É nessa errância que fazemos cotidianamente pelos campos do impreciso que as brechas para o conhecimento do inconsciente se abrem. Uma das consequências produzidas pela imprecisão é o erro. Os mais vagos domínios do conhecimento são, portanto, os mais sujeitos ao erro. O falso só aparece como tal após uma sequência longa de erros e aproximações à verdade. O erro é um desvio, um caminhar sem direção, como expressa a sua etimologia. No entanto, o erro é uma forma que difere do caos e, em sua dialética com a verdade, dá abertura à criação (Moles, 1990/1995).
É nesse sentido de abertura criativa que precisamos compreender, na psicanálise, a presença do impreciso e do vago, de nosso conhecimento por aproximação, e das correlações fracas de nossas inferências e intuições, às quais se somam aquelas mais fortes e bem estabelecidas.

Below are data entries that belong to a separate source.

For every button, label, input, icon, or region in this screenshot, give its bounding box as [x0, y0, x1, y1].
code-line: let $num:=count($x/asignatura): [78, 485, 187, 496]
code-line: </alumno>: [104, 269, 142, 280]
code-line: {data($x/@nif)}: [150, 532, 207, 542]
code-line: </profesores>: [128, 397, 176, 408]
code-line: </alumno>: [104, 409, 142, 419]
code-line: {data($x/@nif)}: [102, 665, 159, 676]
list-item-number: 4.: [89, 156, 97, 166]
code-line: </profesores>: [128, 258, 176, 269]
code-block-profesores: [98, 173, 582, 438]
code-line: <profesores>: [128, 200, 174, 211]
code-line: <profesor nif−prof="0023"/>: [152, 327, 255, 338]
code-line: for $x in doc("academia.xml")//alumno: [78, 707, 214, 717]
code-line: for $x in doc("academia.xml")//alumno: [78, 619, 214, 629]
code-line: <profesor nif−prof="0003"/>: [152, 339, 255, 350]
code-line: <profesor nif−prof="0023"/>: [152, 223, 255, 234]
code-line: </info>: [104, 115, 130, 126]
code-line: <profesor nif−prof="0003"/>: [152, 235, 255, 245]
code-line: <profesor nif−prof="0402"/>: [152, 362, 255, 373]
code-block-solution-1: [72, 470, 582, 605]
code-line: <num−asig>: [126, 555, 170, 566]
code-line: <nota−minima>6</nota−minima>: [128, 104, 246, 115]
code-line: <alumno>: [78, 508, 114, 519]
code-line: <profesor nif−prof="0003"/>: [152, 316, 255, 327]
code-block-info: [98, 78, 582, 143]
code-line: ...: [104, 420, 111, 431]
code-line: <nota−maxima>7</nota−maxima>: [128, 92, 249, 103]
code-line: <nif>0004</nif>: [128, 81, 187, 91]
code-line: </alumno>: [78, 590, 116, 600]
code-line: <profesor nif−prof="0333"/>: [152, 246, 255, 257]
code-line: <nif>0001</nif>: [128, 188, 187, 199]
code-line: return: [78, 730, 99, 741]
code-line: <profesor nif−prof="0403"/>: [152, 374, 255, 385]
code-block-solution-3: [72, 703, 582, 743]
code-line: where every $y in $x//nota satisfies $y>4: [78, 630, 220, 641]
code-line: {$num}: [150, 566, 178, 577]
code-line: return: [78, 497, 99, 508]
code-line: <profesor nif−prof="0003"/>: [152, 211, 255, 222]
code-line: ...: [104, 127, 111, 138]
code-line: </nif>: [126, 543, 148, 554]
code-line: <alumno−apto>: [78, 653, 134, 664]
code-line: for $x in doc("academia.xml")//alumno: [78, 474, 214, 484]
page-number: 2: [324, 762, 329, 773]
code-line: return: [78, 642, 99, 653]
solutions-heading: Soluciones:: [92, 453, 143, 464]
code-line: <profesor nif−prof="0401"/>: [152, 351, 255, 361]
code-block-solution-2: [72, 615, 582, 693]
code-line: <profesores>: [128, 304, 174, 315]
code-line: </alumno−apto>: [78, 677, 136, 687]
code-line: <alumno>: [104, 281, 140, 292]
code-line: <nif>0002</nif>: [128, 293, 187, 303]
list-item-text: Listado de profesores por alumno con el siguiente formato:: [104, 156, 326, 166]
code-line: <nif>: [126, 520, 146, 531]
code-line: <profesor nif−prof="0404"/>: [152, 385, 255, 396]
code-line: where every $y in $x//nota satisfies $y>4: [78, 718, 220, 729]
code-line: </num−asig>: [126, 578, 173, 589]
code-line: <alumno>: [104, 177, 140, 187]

Se essas características imprecisas do saber psicanalítico são vistas como deficiência científica por positivistas ingênuos ou mesmo positivistas críticos, nós devemos lembrá-los de que trabalhamos, pensamos e investigamos justamente nessa área da incerteza e da imprecisão, visando a geração de significados e a simbolização necessárias à expansão mental. Por isso, como estratégia necessária ao desenvolvimento da ciência, precisamos dentro do movimento psicanalítico aprender a linguagem da ciência e as formas de suas práticas. Do contrário, falaremos idiomas distintos, sem dar-nos conta do abismo interposto entre os interlocutores. Acredito ser mais factível psicanalistas aprenderem ciência do que cientistas não psicanalistas aprenderem psicanálise, em toda a sua dimensão conceitual, técnica e prática.
Em suma, a tese deste trabalho é que a investigação psicanalítica, quer no âmbito conceitual, quer no âmbito empírico, tem sua importância no campo do conhecimento humano e da ciência. Nosso objeto de estudo principal, o inconsciente, tem sua metodologia de apreensão desenvolvida no seio da comunidade psicanalítica, resultado do esforço de muitos que nos antecederam e de nossos pares e críticos. Precisamos aprender o idioma da ciência para demonstrarmos o que sabemos, mas principalmente para termos a possibilidade de diálogo com o outro, sem perder nossa essência psicanalítica. Nossa ciência é jovem e está por se fazer cada vez mais.